Once, I tried to convince my sister to sneak down with me at 5 am, but that idea was angrily shot down. Unlike me, she was able to sleep the night before. I was so impatient. I loved ripping open my gifts and leaving the floor strewn with wrapping paper and boxes. I was like a mini tornado. Life was simpler back then.
Just like everything in life though, things change as you get older. In my wise age of 29, I have a much greater appreciation for the true meaning of Christmas. I am proud that I don’t get caught up in manufactured holiday fervor. That’s not to say it’s all bad – I do enjoy the decorations and lights and ugly sweaters. But there is already enough stress in my life – worrying about getting the perfect gift for everyone is not something I choose to dwell on, not to mention navigating the rabid crowds at the mall fighting for every last deal. I hate crowds, especially now that I have balance issues and can get knocked over easily.
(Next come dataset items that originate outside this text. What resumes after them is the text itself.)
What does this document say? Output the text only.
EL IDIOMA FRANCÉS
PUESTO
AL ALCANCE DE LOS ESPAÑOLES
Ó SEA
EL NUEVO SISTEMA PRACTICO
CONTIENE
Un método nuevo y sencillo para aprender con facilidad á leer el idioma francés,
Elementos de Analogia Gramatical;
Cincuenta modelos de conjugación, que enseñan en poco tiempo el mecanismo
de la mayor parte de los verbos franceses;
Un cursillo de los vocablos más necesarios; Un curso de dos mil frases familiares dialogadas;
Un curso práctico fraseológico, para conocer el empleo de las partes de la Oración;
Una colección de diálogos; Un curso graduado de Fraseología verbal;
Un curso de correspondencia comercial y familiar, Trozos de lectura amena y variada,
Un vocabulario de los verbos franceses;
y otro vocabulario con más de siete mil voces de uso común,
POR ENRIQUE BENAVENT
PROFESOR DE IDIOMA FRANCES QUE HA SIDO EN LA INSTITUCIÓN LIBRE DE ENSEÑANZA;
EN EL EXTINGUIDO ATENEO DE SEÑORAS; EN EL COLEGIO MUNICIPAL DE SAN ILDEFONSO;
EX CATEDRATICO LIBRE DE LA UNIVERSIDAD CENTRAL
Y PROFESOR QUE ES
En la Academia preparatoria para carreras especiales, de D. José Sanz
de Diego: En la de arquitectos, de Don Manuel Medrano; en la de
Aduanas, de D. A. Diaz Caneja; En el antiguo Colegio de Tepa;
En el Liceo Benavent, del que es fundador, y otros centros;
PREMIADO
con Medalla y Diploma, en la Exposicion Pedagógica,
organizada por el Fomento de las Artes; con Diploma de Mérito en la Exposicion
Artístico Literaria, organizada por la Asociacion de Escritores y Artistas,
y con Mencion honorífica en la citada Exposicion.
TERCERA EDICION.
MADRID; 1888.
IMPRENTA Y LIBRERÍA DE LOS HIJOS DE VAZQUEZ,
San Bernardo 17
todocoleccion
In the past it was toys that would bring me the greatest joy; now it is the selflessness of others. Maybe I am more aware of these stories of giving now that I am older, but it seems that they are all over the news these days. That is fine by me – they help to offset the awful events in going on in the world and serve as a nice counterbalance.
The holiday season is the time of year when we are reminded that society still has redeeming qualities. Sadly we need to be reminded of that from time to time. For example, in New Haven, a few days before Christmas, a pile of toys meant for underprivileged youth were stolen from a police precinct (how that happened I have no idea). Parents and volunteers were momentarily devastated, however the community (especially Wal-Mart) came to the rescue and more than made up for it by providing the financial resources necessary to repurchase the gifts and then some.
I could hear these stories all day. In a world filled with strife and hate, it is good to be reminded from time to time that the overwhelming majority of people are kind, gentle-hearted individuals.
That’s what the season is about, and where the true joy lies – showing kindness to others. In short, it is people that make the holidays special, whether it’s being generous towards those less fortunate, or enjoying company with the ones you love. Toys are fleeting and grow old quickly. Love is enduring.
Sadly, that’s what makes this particular holiday season so tough – my aunt passed away suddenly last Monday, four days before Christmas.
My Aunt Gail (we called her Auntie) never wanted anything for herself, and was always generous and giving to others. I never heard her utter a bad word about anyone, and there was not a malicious bone in her body. Her loss has created a void in our family that will not easily be replaced.
Compounding the sorrow, this isn’t the first relative to pass away in my family around Christmas time. My cousin passed away from a heart attack eight years ago, a week before Christmas, and other relatives have died near the holiday and shortly after the New Year. My family seems to take a disproportionate number of hits this time of year, which has gradually made this a bittersweet season for us all.
It is tough, no question. But it brings into focus just how important family is, and how we should never take anyone for granted. Toys are great when you are a kid, but when you grow up, you realize that the best gifts in life are those that will someday be taken away, long before you are ready to let go.
Hi Christopher,
you have the real reason for the season. Family is the most important feeling around the holiday. So sorry to hear about your Auntie Gail. She was a sweet lady.
You know, Grandma Anselmo’s Mother passed on Christmas eve many years ago. We keep their memories in our hearts.
There is no place like home. Enjoy! Love, Auntie Madeline.